Moon had moved to the United States from South Korea in 1971 to establish a branch of his Holy Spirit Association for the Unification of World Christianity, which he founded in 1954. In the aftermath of the '60s, the church emerged as an alternative for young people seeking more than "peace, sex and drugs," said David G. Bromley, coauthor of the 1980 Moonies in America: Cult, Church and Crusade.
By the mid-1970s, Moon had from 5,000 to 10,000 followers in America.
In Unification theology, Jesus is divine but not God, and was supposed to marry and create a perfect family that would save humanity, but was crucified before he could. That task, Moon claimed, fell to him and his second wife, Hak Ja Han.
That restoration occurred through the mass blessings of sacred marriages between partners Moon chose or the couples chose themselves, unions that would create God-centered families, said Bromley, director of the World Religions and Spirituality Project at Virginia Commonwealth University, which studies new religious movements.
In 1982, Mim was married in one of those ceremonies at Madison Square Garden, to a man Moon selected. But by then, the church was bleeding more members than it converted, Bromley said.

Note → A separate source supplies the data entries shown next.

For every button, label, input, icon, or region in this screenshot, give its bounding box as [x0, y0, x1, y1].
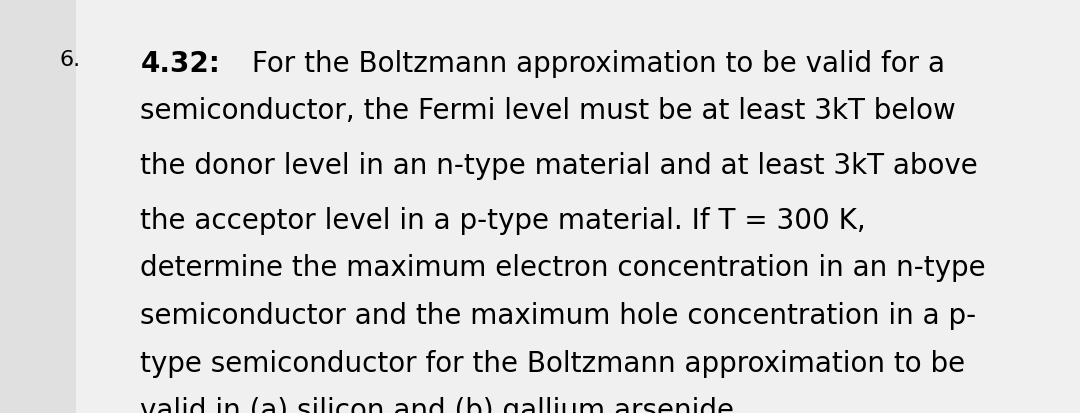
Text: determine the maximum electron concentration in an n-type: determine the maximum electron concentra… [140, 254, 986, 282]
Text: the donor level in an n-type material and at least 3kT above: the donor level in an n-type material an… [140, 152, 978, 180]
Text: semiconductor and the maximum hole concentration in a p-: semiconductor and the maximum hole conce… [140, 301, 976, 329]
FancyBboxPatch shape [76, 0, 1080, 413]
Text: type semiconductor for the Boltzmann approximation to be: type semiconductor for the Boltzmann app… [140, 349, 966, 377]
Text: For the Boltzmann approximation to be valid for a: For the Boltzmann approximation to be va… [243, 50, 945, 78]
Text: 6.: 6. [59, 50, 81, 69]
Text: semiconductor, the Fermi level must be at least 3kT below: semiconductor, the Fermi level must be a… [140, 97, 956, 125]
Text: the acceptor level in a p-type material. If T = 300 K,: the acceptor level in a p-type material.… [140, 206, 866, 234]
Text: 4.32:: 4.32: [140, 50, 220, 78]
Text: valid in (a) silicon and (b) gallium arsenide.: valid in (a) silicon and (b) gallium ars… [140, 396, 743, 413]
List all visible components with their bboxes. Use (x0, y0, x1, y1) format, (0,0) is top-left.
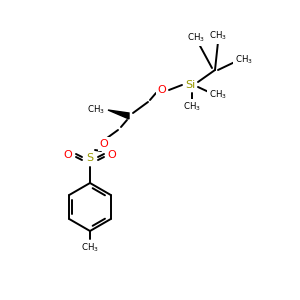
Text: S: S (86, 153, 94, 163)
Text: O: O (64, 150, 72, 160)
Text: Si: Si (185, 80, 195, 90)
Text: CH$_3$: CH$_3$ (81, 242, 99, 254)
Text: O: O (158, 85, 166, 95)
Text: CH$_3$: CH$_3$ (183, 101, 201, 113)
Text: CH$_3$: CH$_3$ (187, 32, 205, 44)
Text: CH$_3$: CH$_3$ (209, 30, 227, 42)
Text: CH$_3$: CH$_3$ (87, 104, 105, 116)
Text: O: O (100, 139, 108, 149)
Text: O: O (108, 150, 116, 160)
Text: CH$_3$: CH$_3$ (235, 54, 253, 66)
Polygon shape (108, 110, 129, 119)
Text: CH$_3$: CH$_3$ (209, 89, 227, 101)
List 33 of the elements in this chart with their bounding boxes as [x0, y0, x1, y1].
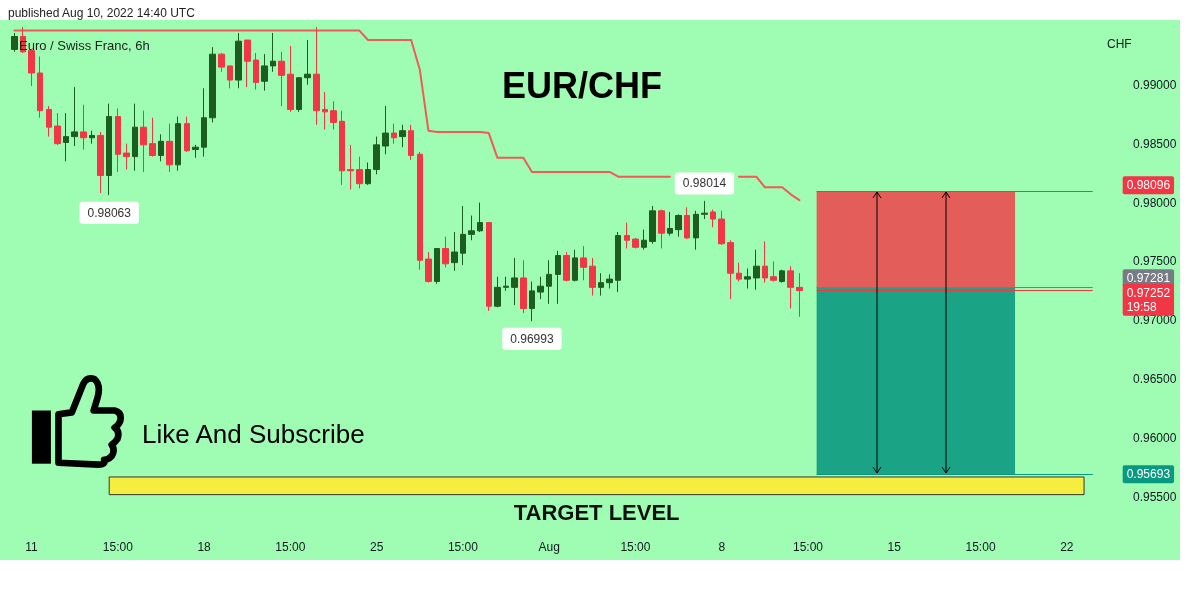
y-tick-label: 0.99000: [1133, 77, 1177, 92]
y-tick-label: 0.98000: [1133, 195, 1177, 210]
ref-line-label: 0.97281: [1126, 271, 1171, 286]
ref-line-label: 0.95693: [1126, 467, 1171, 482]
ref-line-label: 0.97252 19:58: [1126, 285, 1171, 314]
x-tick-label: Aug: [538, 540, 560, 554]
x-tick-label: 22: [1060, 540, 1074, 554]
x-tick-label: 15:00: [275, 540, 306, 554]
x-tick-label: 15:00: [620, 540, 651, 554]
y-tick-label: 0.98500: [1133, 136, 1177, 151]
text: 0.98014: [682, 176, 727, 191]
x-tick-label: 15: [887, 540, 902, 554]
text: 0.96993: [510, 331, 554, 346]
x-tick-label: 15:00: [102, 540, 134, 554]
y-axis-title: CHF: [1107, 37, 1132, 51]
text: EUR/CHF: [502, 64, 662, 106]
y-tick-label: 0.97500: [1133, 254, 1177, 269]
x-tick-label: 15:00: [965, 540, 996, 554]
x-tick-label: 25: [369, 540, 384, 554]
x-tick-label: 8: [718, 540, 726, 554]
ref-line-label: 0.98096: [1126, 178, 1171, 193]
y-tick-label: 0.96000: [1133, 431, 1177, 446]
band-label: TARGET LEVEL: [513, 499, 680, 525]
text: published Aug 10, 2022 14:40 UTC: [8, 6, 195, 20]
x-tick-label: 18: [197, 540, 212, 554]
text: 0.98063: [87, 205, 131, 220]
x-tick-label: 15:00: [792, 540, 824, 554]
annotation: Like And Subscribe: [142, 419, 365, 450]
y-tick-label: 0.96500: [1133, 372, 1177, 387]
y-tick-label: 0.95500: [1133, 490, 1177, 504]
y-tick-label: 0.97000: [1133, 313, 1177, 328]
x-tick-label: 15:00: [447, 540, 479, 554]
x-tick-label: 11: [25, 540, 39, 554]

Lisa Kohn recalls the church as a cloistered, high-commitment lifestyle of strict traditional morality. Dating and premarital sex were forbidden, homosexuality was evil. Members were constantly admonished to work harder and sacrifice more.
"We were told we were lucky to have [our mother] leave, never to cry. It was God's will," Kohn said. "If I missed her, I was sinful. But I did, and I was."

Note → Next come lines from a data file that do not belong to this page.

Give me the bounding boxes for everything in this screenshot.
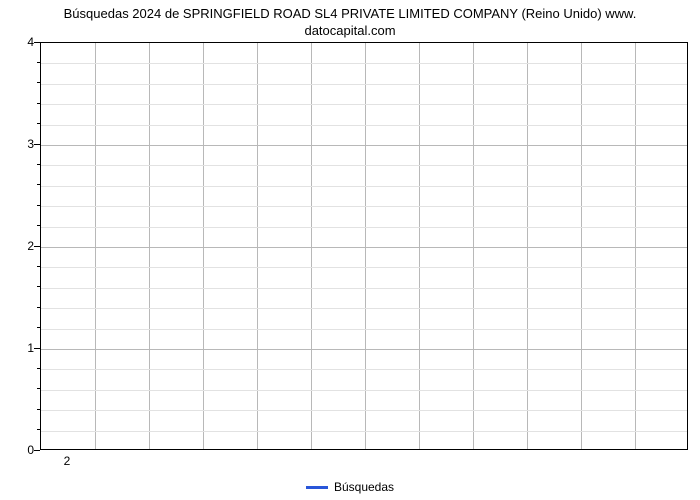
grid-line-horizontal-minor	[41, 84, 687, 85]
y-axis-tick-label: 0	[14, 443, 34, 457]
y-axis-minor-tick	[37, 286, 40, 287]
y-axis-tick	[34, 246, 40, 247]
grid-line-horizontal-minor	[41, 329, 687, 330]
y-axis-tick-label: 1	[14, 341, 34, 355]
grid-line-horizontal-major	[41, 247, 687, 248]
y-axis-tick-label: 2	[14, 239, 34, 253]
y-axis-minor-tick	[37, 123, 40, 124]
grid-line-horizontal-minor	[41, 206, 687, 207]
y-axis-tick-label: 4	[14, 35, 34, 49]
grid-line-horizontal-minor	[41, 390, 687, 391]
title-line-1: Búsquedas 2024 de SPRINGFIELD ROAD SL4 P…	[64, 6, 637, 21]
legend: Búsquedas	[0, 479, 700, 494]
y-axis-minor-tick	[37, 266, 40, 267]
y-axis-minor-tick	[37, 368, 40, 369]
grid-line-horizontal-minor	[41, 165, 687, 166]
grid-line-horizontal-minor	[41, 288, 687, 289]
y-axis-tick	[34, 450, 40, 451]
chart-container: Búsquedas 2024 de SPRINGFIELD ROAD SL4 P…	[0, 0, 700, 500]
y-axis-minor-tick	[37, 164, 40, 165]
y-axis-tick	[34, 348, 40, 349]
y-axis-minor-tick	[37, 82, 40, 83]
x-axis-tick-label: 2	[57, 454, 77, 468]
plot-area	[40, 42, 688, 450]
grid-line-horizontal-minor	[41, 125, 687, 126]
title-line-2: datocapital.com	[304, 23, 395, 38]
y-axis-tick	[34, 144, 40, 145]
y-axis-minor-tick	[37, 184, 40, 185]
y-axis-minor-tick	[37, 225, 40, 226]
grid-line-horizontal-minor	[41, 63, 687, 64]
grid-line-horizontal-minor	[41, 227, 687, 228]
grid-line-horizontal-minor	[41, 410, 687, 411]
y-axis-minor-tick	[37, 327, 40, 328]
legend-swatch	[306, 486, 328, 489]
grid-line-horizontal-minor	[41, 369, 687, 370]
y-axis-minor-tick	[37, 388, 40, 389]
y-axis-minor-tick	[37, 307, 40, 308]
grid-line-horizontal-minor	[41, 104, 687, 105]
y-axis-minor-tick	[37, 205, 40, 206]
grid-line-horizontal-minor	[41, 431, 687, 432]
grid-line-horizontal-minor	[41, 186, 687, 187]
grid-line-horizontal-major	[41, 349, 687, 350]
y-axis-minor-tick	[37, 103, 40, 104]
y-axis-minor-tick	[37, 62, 40, 63]
chart-title: Búsquedas 2024 de SPRINGFIELD ROAD SL4 P…	[0, 0, 700, 40]
y-axis-minor-tick	[37, 429, 40, 430]
legend-label: Búsquedas	[334, 480, 394, 494]
grid-line-horizontal-major	[41, 145, 687, 146]
grid-line-horizontal-minor	[41, 308, 687, 309]
y-axis-minor-tick	[37, 409, 40, 410]
grid-line-horizontal-minor	[41, 267, 687, 268]
y-axis-tick-label: 3	[14, 137, 34, 151]
y-axis-tick	[34, 42, 40, 43]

As a teen, she proselytized on street corners, and handed out pamphlets outside the New York Public Library. But on a high school trip to music camp, she began to question the church's teachings. She met LGBT students. They were friendly and nice, not evil sinners doomed to hell. She liked them. They didn't match up with the church's portrayal of them, and it nagged at her.
"At 17, I stepped away from the church, and became torn and confused," Kohn said.
The further she drifted, the more she hated herself, believing in her own damnation.
As a freshman at Cornell University, she went to a nearby bridge, intending to jump. "I wanted to fall to my physical death to avoid falling to my spiritual death," Kohn said.
Instead, she walked away, although she still isn't sure why.
The close call was a turning point, but for the worse. She developed anorexia, dabbled in cocaine, and got involved with an abusive alcoholic. Eventually, she sought out Al-Anon, a support group for people with loved ones who are alcoholic, and from there, counseling and therapy.
"I've never said, 'I'm done.'" Kohn said of the church. Her commitment just faded.
The Unification Church has splintered into factions since Moon's death in 2012.
Rob Kohn left long before then, at age 21.
Mim Kohn cut ties with the church in 1996. It no longer "fit me, and I didn't fit it," she said. "I wish I had done things differently — and better." She earned a master's degree in special education in 1998.
By then, Lisa Kohn, married to businessman Bruce Trachtenberg and a mother of two, was starting to write her book.
She describes herself as "spiritual," a believer in the power of love and the universe, and a purveyor of the message that for anyone who has felt "hopeless, damaged and beyond repair, there is hope."